How Socialist Cuba Became a Sports Power
In 1972, the Soviet Union beat the US in men’s Olympic basketball. The controversial victory has overshadowed the story of Cuba’s bronze medal at the very same games, and the remarkable socialist sports infrastructure that made the island nation’s win possible.

Cuba’s men’s basketball team competes against the United States to place in the 1972 Olympics. (Bettmann Archive / Getty Images)
In 1972, the Soviet Union beat the United States in men’s basketball, securing a gold medal and forcing the USA to settle for silver. The closing moments of the final remain one of the most controversial in sporting history. It was the first loss the United States experienced at the Olympics in the decades following the introduction of basketball in 1936 Berlin. The American team always expected to win gold.
The US team claims the win was irregular and still refuses to accept the silver medal. But there was one more team in the mix that year: the bronze medal Cubans.

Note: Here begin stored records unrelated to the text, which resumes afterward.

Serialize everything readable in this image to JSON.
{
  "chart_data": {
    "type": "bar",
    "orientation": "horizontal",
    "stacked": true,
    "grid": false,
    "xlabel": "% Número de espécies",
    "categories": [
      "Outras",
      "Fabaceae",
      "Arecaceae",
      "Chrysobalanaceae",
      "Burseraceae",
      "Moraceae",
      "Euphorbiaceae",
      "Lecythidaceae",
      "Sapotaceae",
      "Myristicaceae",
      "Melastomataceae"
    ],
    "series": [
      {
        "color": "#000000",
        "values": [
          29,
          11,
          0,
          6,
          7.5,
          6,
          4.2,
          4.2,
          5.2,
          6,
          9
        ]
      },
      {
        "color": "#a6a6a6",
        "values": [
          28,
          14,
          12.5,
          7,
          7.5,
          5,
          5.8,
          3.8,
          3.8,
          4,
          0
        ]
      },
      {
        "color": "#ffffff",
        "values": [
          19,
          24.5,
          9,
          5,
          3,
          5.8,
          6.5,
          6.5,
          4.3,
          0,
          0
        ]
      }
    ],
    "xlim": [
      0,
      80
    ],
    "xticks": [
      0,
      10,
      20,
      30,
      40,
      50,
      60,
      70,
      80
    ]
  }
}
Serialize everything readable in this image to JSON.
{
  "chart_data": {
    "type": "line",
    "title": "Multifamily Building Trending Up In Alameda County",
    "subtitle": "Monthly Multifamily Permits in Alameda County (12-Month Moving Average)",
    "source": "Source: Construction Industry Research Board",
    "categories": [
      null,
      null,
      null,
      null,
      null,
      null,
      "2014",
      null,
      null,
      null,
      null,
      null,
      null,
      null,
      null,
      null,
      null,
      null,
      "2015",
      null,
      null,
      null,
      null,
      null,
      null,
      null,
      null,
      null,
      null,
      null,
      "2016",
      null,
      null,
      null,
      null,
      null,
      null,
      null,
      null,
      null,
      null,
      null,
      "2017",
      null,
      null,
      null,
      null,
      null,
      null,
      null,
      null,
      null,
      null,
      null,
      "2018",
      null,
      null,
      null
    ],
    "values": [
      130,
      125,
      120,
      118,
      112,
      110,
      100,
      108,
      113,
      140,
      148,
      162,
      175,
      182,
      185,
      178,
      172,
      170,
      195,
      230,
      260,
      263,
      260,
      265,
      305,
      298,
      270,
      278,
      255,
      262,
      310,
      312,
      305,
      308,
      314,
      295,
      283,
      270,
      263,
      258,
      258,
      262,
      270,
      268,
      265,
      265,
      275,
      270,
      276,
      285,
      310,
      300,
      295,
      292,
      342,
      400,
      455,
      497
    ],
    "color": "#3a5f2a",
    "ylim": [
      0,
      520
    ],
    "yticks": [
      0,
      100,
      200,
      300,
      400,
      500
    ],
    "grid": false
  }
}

To this day, it remains Cuba’s only Olympic basketball medal. To residents of the Global North, the country may seem like an unlikely outlier in the Olympic record books. But the bronze win was actually the first of many such successes for Cuba’s world-class sporting program that defied all odds for the better part of a century. The history of post-revolutionary Cuban sports has a lot to teach us about what a socialist model could look like.